「……え、なにいってんの?私、ミスキャンパスなんて出られるようなツラじゃないし、それに私が入ろうが入らまいが、愛莉には関係ないじゃん」

「あたしのことを、一番よく知ってるのは夏希ちゃんでしょ?――だから、あたしの魅力とかそういうのを、宣伝して欲しいの」


 愛莉のことを、よく知っている?ふざけんな。愛莉の魅力?そんなの知らない。だって――


「ねー、一生のお願いだから」


 よくある話だけど、愛莉の「一生のお願い」は、けして「一生のお願い」ではない。もしそうであるならば、愛莉は100生くらいしていることになる。

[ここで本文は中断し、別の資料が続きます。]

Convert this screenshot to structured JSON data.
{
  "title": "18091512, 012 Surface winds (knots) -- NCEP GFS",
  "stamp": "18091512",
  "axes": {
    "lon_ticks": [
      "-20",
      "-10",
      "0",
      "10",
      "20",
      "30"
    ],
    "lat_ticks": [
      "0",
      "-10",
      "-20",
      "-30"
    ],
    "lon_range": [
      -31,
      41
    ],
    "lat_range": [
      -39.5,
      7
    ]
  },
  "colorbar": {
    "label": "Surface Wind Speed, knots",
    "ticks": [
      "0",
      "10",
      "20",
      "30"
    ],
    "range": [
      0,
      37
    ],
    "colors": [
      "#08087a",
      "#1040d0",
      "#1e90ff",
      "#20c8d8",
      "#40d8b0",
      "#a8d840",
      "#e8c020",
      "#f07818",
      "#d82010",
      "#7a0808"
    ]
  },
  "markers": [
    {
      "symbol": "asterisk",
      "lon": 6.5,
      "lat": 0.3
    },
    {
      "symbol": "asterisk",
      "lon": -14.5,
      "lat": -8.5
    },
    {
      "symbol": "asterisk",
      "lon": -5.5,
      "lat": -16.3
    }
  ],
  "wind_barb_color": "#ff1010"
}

 それでも首を縦に振らない夏希に、愛莉は魔法をかける。――言葉の魔法。女子ならよく口にする言葉だけど、夏希にとってそれは神経毒か何かのように、身動きを取れなくするのだ。


「ね?あたしたち、親友でしょ?お願い」


 昔から、そうだった。愛莉の「あたしたち、親友でしょ」という言葉に、いつも夏希は縛られてきたのだ。どうしてこの言葉を聞くだけで、彼女の言うことをきいてしまうのだろう。


 そして愛莉は、よくわかっているのだと思う。――夏希は、愛莉の引き立て役に最適だということを。


                 ✳✳✳


 翌日、夏希は広告サークルの部室にいた。


「……昨日、山口愛莉っていう子が新歓を受けていたと思うのですが。私は彼女の友達で、その……愛莉がミスコンに出るって聞いたので、その応援に……」


 普通ならサークルの方から勧誘してきて、それにのせられる形で入部する新入生が殆どであろう。自分からサークルに突撃するなんて。そう思うと夏希はしどろもどろになってしまう。


「……ミスコンにでる側じゃなくて?宣伝?」


 サークルの代表と思われる先輩が、怪訝な顔をする。――確かに、宣伝する側に女子は殆どいない。女子で広告サークルに赴く人は大体がミスコン参加希望者なのだ。


「……すみません、ダメだったら、本当に大丈夫なんです」


 申し訳なくなって、夏希は帰ろうとした。――元々、別に入りたかった訳ではないのだ。断られたのなら、愛莉だって諦めてくれるだろう。


「まって、誰もダメだなんて言ってないじゃん」


 ――ダメだと言ってくれ。


「……ただ、勿体無いな、って思っただけ。でも宣伝部として入りたいなら、それでも大歓迎だよ」


 ――ほーら。勿体無いな、だって。こういう口達者な所、さすが広告サークル代表って感じよね。夏希は若干の胡散臭さを覚えつつ、斯くして愛莉と共に広告サークルに入ることとなった。